Sparse Mixture-of-Experts (SMoE) architectures are increasingly used to scale large language models efficiently, delivering strong accuracy under fixed compute budgets. However, SMoE models often suffer from severe load imbalance across experts, where a small subset of experts receives most tokens while others are underutilized. Prior work has focused mainly on training-time solutions such as routing regularization or auxiliary losses, leaving inference-time behavior, which is critical for deployment, less explored. We present a systematic analysis of expert routing during inference and identify three findings: (i) load imbalance persists and worsens with larger batch sizes, (ii) selection frequency does not reliably reflect expert importance, and (iii) overall expert workload and importance can be estimated using a small calibration set. These insights motivate inference-time mechanisms that rebalance workloads without retraining or router modification. We propose Replicate-and-Quantize (R&Q), a training-free and near-lossless framework for dynamic workload rebalancing. In each layer, heavy-hitter experts are replicated to increase parallel capacity, while less critical experts and replicas are quantized to remain within the original memory budget. We also introduce a Load-Imbalance Score (LIS) to measure routing skew by comparing heavy-hitter load to an equal allocation baseline. Experiments across representative SMoE models and benchmarks show up to 1.4x reduction in imbalance with accuracy maintained within +/-0.6%, enabling more predictable and efficient inference.

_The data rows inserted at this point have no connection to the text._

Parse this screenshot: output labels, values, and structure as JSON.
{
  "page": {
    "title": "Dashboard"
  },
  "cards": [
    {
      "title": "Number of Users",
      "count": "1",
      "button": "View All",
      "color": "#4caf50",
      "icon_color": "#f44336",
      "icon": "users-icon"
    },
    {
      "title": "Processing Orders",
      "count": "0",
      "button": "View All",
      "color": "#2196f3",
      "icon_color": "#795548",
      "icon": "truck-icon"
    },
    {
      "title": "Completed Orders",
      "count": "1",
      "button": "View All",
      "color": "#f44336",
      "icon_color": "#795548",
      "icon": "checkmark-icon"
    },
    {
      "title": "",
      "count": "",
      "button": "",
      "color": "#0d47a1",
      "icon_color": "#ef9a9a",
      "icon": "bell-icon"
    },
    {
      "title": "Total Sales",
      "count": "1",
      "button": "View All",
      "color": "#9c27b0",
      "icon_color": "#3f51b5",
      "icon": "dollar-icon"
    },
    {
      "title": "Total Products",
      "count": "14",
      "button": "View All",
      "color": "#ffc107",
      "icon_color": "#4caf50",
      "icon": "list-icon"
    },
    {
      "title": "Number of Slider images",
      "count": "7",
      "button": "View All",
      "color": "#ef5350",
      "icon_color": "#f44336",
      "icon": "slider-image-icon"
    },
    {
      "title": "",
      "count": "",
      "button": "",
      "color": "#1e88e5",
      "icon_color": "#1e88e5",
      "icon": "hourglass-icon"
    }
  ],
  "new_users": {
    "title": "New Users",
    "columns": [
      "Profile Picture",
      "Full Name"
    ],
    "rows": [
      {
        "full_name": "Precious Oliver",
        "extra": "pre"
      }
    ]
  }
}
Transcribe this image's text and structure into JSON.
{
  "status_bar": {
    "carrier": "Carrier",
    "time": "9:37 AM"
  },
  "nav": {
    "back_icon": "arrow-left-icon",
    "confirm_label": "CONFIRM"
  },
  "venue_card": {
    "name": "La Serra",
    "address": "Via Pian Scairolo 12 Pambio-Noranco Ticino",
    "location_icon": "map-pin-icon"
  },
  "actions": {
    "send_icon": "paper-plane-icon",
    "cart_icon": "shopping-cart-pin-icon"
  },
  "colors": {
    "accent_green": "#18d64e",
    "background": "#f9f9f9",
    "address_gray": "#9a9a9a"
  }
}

翻译：稀疏专家混合（SMoE）架构正被日益广泛地用于高效扩展大语言模型，在固定计算预算下提供强大的准确性。然而，SMoE模型通常存在专家间严重的负载不均衡问题，即一小部分专家接收了绝大多数令牌，而其他专家则未被充分利用。先前的研究主要集中在训练阶段的解决方案，例如路由正则化或辅助损失函数，而对部署至关重要的推理阶段行为则探索较少。我们对推理过程中的专家路由进行了系统分析，并得出三点发现：(i) 负载不均衡持续存在，且随着批次增大而加剧；(ii) 选择频率并不能可靠地反映专家重要性；(iii) 可以使用一个小的校准集来估计整体的专家工作负载和重要性。这些发现启发了我们设计推理阶段的机制，以在不重新训练或修改路由器的前提下重新平衡工作负载。我们提出了复制与量化（R&Q），这是一个无需训练且近乎无损的动态工作负载再平衡框架。在每一层中，对负载过重的“热点”专家进行复制以增加并行处理能力，同时对重要性较低的专家及其副本进行量化，以保持在原始内存预算内。我们还引入了一个负载不均衡分数（LIS），通过比较热点专家的负载与平均分配基准来衡量路由的偏斜程度。在多个代表性SMoE模型和基准测试上的实验表明，该方法能将不均衡程度降低高达1.4倍，同时将准确率保持在±0.6%以内，从而实现更可预测和高效的推理。